I wasn't sure how I would feel about holding the baby or keeping him in my room. To be honest I was really afraid of experiencing to much emotional pain so I kept Ty at a distance as much as I could. It wasn't because I didn't love him, it was because I loved him so much that I was trying to protect my already broken heart. So, I didn't keep him in my room the first night...and now...I wish I had. I wish I had held him more, I wish I had kept him the whole night and just had more time....more time. I really really regret that. In fact before my rights were terminated and we had left the hospital I wanted so badly to ask if I could have him for just one night. I had no intentions on keeping him or changing my mind...I just wanted to be with him a little longer. But I didn't ask, because I knew it was hard enough on them. Can you imagine...can you imagine the anguish adoptive parents go through. For months me and Rebekah talked...and the promise of a baby was there for them after years and years of infertility, and in a moment I could have changed my mind and Ty would have been mine. My mind was constantly on that scenario, and I wasn't going to change my mind but I afraid of causing them any more stress then they had already gone through.
I think Ben thought I was a crazy women. In the hospital I kept asking Ben if Ty was hungry or if he needed to be fed. There was some maternal thing inside of me that just needed to provide something more for him...and I guess making sure that he was fed and taken care of was my way of voicing that. It had nothing to do with worrying if B and R were caring for him the right way, it was just me, crying out.
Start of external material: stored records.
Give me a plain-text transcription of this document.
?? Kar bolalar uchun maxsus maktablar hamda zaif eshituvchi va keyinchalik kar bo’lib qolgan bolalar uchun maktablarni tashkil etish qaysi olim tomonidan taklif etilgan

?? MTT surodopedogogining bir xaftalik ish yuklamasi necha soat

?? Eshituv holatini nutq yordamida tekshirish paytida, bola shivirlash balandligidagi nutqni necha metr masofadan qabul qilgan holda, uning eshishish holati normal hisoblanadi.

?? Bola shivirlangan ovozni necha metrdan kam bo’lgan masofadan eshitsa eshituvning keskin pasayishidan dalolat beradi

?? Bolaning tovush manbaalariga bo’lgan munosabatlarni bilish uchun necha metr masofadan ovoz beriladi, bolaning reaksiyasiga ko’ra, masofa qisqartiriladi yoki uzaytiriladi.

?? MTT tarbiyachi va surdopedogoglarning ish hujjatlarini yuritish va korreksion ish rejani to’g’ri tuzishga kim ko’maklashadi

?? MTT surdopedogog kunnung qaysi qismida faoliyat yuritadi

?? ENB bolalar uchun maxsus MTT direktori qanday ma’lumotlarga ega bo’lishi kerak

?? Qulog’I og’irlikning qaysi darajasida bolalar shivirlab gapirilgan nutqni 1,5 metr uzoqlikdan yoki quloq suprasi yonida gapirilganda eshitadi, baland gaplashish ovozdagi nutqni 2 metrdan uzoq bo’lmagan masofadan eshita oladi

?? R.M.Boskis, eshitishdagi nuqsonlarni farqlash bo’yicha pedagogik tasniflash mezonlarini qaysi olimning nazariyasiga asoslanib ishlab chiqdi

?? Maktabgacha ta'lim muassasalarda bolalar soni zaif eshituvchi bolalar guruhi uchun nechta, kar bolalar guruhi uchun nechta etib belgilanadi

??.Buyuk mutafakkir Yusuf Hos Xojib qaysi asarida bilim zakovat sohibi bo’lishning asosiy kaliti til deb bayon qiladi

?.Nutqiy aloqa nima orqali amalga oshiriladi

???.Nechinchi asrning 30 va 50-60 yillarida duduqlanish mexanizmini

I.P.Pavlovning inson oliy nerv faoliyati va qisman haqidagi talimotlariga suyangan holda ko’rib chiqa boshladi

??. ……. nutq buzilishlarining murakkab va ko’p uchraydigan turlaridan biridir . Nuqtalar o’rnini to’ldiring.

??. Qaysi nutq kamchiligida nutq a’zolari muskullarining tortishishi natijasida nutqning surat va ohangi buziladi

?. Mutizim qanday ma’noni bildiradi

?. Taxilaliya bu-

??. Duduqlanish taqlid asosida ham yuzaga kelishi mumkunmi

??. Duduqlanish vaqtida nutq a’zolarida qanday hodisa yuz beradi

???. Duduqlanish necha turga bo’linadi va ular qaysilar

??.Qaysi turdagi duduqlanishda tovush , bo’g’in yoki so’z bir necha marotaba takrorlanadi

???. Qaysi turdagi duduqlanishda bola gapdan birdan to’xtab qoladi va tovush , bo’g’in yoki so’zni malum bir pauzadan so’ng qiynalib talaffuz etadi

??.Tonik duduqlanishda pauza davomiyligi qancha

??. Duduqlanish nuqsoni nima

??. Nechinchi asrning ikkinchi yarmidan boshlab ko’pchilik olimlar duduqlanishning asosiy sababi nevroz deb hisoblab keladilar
So if I could change anything, I would have had more alone time with Ty. Knowing now that it would have been hard on my heart but it would have been OK with R and B to give me that time. In fact, they offered many many times, it was me that was scared.
Now two months later I can think about all these things but I can not change them...and that is OK.
My only other regret is making the choice early on to make it a long distance adoption. I thought I needed the space, I thought I would want the miles between us...again to protect my heart. I have always said that if I didn't have custody of my children I would travel the earth just be with them. I thought that since I was choosing to give up Ty that it would be different and I wouldn't feel that way. I was wrong. It would have been OK for me to be close to them, and I regret making that decision. Really if you think about it, it would have happened anyway because when I found R and B, it would not have mattered where they lived, they were the ones and so there were no options anyway on location. I do know this...just because I relinquished my rights to Ty, no matter how I thought I would feel, I would travel the earth to be with him...and I will someday see him again.